Asian Americans are speaking out about the news that actress Evan Rachel Wood has been tapped to star in “One Thousand Paper Cranes,” a movie about the aftereffects of the atomic bomb dropped on Hiroshima.
Variety reported late last week that Wood will play author Eleanor Coerr in the film, which is based on the true story of Hiroshima survivor Sadako Sasaki. Wood will appear alongside another white actor, Jim Sturgess, and Japanese actress Shinobu Terajima.
And people aren’t too happy, pointing out that white stars are not necessary to validate the stories of people of color.
The film is slated to follow the story of Sadako, a young girl who was diagnosed with leukemia after being exposed to radiation from the atomic bomb that the U.S. dropped on Hiroshima during World War II. In accordance with an old legend she was told, Sadako folded 1,000 paper cranes in hopes that she’d be granted one wish. Coerr, then an aspiring Canadian-born writer and young mother, heard of the girl’s story and wrote a children’s book entitled “Sadako and the Thousand Paper Cranes.” It was published in 1977, more than two decades after Sadako’s death.
The movie’s director, Richard Raymond, responded to the current criticisms in a statement provided to HuffPost. He wrote that they have “seen all the feedback and recognize everyone’s concerns. We would love to use this moment as an opportunity to clarify a couple aspects of our film.”
Raymond said that the film is based on Takayuki Ishii’s book “One Thousand Paper Cranes: The Story of Sadako and the Children’s Peace Statue.” The director said he contacted Ishii five years ago “in the spirit of a close collaboration to ensure Sadako’s story, and that of all Hibakusha, was honored with the utmost cultural respect.” (Hibakusha is a term for the survivors of the atomic bombs the U.S. dropped on Hiroshima and Nagasaki.) Raymond added that the film will be told from Sadako’s “point of view, filmed in Japanese with a Japanese cast.”

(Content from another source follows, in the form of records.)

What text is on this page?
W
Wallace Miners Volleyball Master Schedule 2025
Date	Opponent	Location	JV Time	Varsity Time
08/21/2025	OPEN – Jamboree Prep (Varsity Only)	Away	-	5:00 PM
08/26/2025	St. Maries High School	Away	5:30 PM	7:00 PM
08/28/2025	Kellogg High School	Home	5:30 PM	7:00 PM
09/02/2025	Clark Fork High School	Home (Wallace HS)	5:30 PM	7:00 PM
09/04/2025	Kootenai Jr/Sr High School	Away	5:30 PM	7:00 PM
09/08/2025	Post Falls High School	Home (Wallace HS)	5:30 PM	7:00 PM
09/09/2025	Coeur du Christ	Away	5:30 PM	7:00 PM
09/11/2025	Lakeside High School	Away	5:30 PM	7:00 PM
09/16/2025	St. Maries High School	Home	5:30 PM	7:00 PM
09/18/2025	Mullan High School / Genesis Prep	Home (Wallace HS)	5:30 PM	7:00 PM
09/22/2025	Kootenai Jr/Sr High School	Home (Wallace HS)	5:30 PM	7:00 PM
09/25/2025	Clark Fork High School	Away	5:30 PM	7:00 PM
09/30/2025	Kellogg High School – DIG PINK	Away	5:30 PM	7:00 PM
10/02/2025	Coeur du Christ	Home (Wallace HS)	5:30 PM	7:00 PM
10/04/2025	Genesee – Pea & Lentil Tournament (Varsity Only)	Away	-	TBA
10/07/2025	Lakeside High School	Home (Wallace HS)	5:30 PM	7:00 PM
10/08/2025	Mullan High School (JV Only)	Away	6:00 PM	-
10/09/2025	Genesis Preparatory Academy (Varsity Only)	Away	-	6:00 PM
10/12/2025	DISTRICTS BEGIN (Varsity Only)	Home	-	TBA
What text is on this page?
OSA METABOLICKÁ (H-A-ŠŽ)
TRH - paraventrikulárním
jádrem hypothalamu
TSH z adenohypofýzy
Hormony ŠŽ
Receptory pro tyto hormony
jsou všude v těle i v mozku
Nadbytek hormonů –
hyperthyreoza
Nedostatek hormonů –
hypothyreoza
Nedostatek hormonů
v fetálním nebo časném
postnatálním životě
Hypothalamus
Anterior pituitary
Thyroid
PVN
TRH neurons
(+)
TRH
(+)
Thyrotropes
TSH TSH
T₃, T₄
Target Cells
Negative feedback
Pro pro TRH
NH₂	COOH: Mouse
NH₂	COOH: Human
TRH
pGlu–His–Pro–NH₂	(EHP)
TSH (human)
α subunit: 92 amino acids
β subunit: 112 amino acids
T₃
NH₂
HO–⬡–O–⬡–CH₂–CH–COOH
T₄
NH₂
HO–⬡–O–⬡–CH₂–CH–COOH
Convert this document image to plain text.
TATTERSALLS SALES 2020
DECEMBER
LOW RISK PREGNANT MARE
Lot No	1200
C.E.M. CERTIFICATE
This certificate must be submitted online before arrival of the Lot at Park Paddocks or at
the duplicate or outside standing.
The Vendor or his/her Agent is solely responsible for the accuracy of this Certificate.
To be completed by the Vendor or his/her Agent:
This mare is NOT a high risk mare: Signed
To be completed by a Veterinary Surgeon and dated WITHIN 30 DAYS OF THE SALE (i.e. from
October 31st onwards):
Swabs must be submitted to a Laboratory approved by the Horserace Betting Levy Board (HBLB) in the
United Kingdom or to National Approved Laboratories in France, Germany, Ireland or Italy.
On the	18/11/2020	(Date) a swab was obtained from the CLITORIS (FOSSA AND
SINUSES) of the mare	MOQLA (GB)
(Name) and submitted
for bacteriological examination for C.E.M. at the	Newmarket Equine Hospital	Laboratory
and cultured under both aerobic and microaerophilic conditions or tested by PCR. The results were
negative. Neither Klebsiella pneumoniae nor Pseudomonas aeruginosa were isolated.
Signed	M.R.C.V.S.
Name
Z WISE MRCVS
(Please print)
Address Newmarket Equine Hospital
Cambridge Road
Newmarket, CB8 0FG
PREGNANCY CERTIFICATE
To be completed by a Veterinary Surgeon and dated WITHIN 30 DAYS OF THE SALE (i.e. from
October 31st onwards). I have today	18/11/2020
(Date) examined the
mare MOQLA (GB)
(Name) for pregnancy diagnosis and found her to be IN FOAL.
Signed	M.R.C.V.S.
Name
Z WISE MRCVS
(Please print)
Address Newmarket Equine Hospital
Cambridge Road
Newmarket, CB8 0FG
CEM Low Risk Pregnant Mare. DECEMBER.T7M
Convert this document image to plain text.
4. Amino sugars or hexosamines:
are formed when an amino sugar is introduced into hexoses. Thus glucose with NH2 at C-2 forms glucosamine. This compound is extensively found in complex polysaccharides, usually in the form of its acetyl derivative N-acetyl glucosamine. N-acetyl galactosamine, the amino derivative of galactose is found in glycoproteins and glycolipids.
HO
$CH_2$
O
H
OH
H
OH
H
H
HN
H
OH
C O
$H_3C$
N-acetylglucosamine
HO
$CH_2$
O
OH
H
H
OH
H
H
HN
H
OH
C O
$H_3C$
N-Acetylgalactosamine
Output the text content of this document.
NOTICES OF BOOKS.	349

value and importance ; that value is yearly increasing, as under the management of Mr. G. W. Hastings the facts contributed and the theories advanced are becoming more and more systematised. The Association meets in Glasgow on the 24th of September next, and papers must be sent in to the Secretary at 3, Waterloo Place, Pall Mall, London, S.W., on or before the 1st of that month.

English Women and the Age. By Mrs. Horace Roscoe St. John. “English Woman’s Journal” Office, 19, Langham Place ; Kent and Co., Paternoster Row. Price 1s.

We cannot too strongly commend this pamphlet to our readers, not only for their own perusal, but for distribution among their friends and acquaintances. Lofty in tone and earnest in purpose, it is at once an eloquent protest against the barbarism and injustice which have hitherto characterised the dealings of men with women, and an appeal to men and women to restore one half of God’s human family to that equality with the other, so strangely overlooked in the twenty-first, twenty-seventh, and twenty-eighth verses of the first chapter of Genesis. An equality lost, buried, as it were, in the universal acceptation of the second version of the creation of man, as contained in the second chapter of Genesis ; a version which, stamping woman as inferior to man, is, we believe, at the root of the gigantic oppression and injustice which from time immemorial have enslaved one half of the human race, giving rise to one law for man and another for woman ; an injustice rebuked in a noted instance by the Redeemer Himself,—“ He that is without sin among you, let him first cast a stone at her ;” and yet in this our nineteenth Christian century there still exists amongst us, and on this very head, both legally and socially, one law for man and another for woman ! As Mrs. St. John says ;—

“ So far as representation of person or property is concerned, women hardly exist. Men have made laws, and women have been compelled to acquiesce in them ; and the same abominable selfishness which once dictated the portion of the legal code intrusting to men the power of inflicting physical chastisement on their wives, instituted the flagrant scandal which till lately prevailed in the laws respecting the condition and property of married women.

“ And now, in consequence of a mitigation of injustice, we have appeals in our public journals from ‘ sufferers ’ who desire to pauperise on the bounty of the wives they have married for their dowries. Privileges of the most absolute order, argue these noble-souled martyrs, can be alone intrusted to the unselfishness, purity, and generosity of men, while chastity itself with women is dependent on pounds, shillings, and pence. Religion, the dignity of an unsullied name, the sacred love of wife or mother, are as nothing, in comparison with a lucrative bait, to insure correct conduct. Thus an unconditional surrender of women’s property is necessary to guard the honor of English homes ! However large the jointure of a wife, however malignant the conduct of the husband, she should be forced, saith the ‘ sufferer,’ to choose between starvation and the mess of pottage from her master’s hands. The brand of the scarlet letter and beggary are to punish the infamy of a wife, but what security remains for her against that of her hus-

“The film separately tells the story of Eleanor Coerr, who wrote the fictional children’s book ‘Sadako and the Thousand Paper Cranes’ (which this film is not based on) and brought the story to international fame, further cementing Sadako’s legacy of peace and hope through the powerful symbol she created,” he said.
The movie has received support from Sadako’s family, the Hiroshima Peace Museum and the Hiroshima Film Commission, according to Raymond. He said that the “entire creative team has gone to great lengths to protect the authenticity of Sadako’s story and everything she represents.”
Prior to Raymond’s statement, sociologist Nancy Wang Yuen told HuffPost that what had been reported about the film exemplified how “Hollywood cannot deal with U.S./Asia wars without co-opting Asian voices.”
“I wondered whether a story about the devastation of Hiroshima told through a white author’s lens would ever address the fact that the United States committed an act of war that killed a total of 192,020 people (including those killed instantly and those killed by the radiation in the aftermath),” she said.
There are many stories about Hiroshima that deserve to be told, Yuen said, particularly from the perspective of the victims and their families.
“This type of story typically does not honor the victims because, like ‘The Help,’ the white female author’s voice becomes privileged over those of the women of color she tried to capture,” the sociologist explained, referring to the 2011 movie about a white writer’s relationship with two black women who work as maids.
Instead, Yuen said she’d like to see the victims of the bomb at the center of the story. She added that is one tale that Hollywood has yet to tackle.
Yuen cited “American Girl,” which was shown at the Tribeca Film Festival in April, as an example of centering the experience of a woman of color. The movie fictionalizes the Patty Hearst story through the lens of Japanese American antiwar activist Wendy Yoshimura, played by Hong Chau.
This post has been updated with a statement from the film’s director.